Forever LOL at all the non-Texans who are so stunned that she's a Texas state rep. Including my therapist, who still can't understand why I'm not conflicted about my desire to move back to Texas, outside of the fact that I don't really want to be in the US at all.
no subject
Date: 2012-08-17 05:28 pm (UTC)Good on that Texas rep!
I sure hope wherever I land is somewhere slightly less right leaning than what feels like the whole rest of the country ever. I hate it that I'll be coming back on an election year, shudder. If the Republicans get voted back in I don't think the panic attack will ever end.
no subject
Date: 2012-08-17 10:28 pm (UTC)I'm not sure I really believe in the potential of a country that claims to be about freedom but was built on slaughter and enslavement. Especially when anarchists are being granted legitimacy via the Tea Party...it seems like the US is going further right when the rest of the world is moving left, and the average is already pretty right of center.

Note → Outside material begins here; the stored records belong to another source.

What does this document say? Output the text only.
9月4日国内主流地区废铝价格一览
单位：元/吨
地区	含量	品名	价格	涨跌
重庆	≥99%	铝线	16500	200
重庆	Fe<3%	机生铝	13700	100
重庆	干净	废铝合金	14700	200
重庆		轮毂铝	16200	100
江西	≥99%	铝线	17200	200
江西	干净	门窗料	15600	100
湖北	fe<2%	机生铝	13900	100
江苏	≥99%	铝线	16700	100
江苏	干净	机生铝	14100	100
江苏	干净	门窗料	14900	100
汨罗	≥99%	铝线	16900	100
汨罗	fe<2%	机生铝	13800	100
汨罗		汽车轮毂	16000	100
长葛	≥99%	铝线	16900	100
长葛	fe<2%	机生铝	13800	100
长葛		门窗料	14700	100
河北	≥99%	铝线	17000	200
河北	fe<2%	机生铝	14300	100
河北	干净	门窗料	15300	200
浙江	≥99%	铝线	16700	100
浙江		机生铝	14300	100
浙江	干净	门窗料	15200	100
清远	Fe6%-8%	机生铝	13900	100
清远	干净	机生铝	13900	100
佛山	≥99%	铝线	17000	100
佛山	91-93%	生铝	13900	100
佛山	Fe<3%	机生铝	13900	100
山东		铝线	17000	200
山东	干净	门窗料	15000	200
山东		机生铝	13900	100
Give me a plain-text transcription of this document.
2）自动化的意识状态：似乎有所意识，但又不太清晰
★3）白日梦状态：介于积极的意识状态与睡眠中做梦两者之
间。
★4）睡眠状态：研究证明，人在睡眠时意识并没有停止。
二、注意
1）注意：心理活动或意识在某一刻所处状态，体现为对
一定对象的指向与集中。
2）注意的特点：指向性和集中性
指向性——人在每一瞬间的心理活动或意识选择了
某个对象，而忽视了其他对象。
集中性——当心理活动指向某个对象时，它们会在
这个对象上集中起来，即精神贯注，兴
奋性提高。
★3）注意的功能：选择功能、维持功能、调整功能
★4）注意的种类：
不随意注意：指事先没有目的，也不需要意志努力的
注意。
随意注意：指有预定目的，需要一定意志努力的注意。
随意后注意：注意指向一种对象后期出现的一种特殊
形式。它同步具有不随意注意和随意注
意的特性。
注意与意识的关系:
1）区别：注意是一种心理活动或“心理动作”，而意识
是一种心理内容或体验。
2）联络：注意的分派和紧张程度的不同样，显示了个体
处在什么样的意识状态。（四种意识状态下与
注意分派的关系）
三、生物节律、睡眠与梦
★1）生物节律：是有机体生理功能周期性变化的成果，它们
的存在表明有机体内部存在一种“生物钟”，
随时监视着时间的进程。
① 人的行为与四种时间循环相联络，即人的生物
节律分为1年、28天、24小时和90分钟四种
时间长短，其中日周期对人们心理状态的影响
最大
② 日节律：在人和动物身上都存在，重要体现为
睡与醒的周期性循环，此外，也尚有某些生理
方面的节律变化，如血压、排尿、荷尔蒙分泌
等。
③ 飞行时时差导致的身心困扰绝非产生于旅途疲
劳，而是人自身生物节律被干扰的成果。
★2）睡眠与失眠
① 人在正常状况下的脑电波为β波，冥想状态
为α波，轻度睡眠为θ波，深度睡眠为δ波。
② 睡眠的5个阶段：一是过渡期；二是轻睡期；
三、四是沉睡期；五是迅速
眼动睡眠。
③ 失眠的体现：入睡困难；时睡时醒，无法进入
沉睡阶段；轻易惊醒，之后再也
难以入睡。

I'm considering the UK, but I've heard how difficult it is to immigrate there, and TBH I think having to come back here again like what you're going through would wreck me pretty badly. We'll see, I guess.
no subject
Date: 2012-08-18 12:46 am (UTC)The potential that I see is those people that you love. I believe that love has the power to triumph. What I do not know is if I will ever see it in my lifetime, and I've wasted enough of my life in misery waiting for some one important thing to change so I can finally get out of being stuck and go be happy, I'm not sitting around for it. It's a bit selfish of me but there it is.
I totally agree with pretty much all of what you said though... and ugh it is so scary. What these people are fighting so hard for is stagnation. To stagnate in a rapidly changing world is to invite our own extinction. We're global now, more every day. There's no escaping this. With the current population and the current rate of informational exchange, we can literally learn to cooperate or die. That's what it's down to at the end of the day. We're all prisoners on the same rock hurling through space.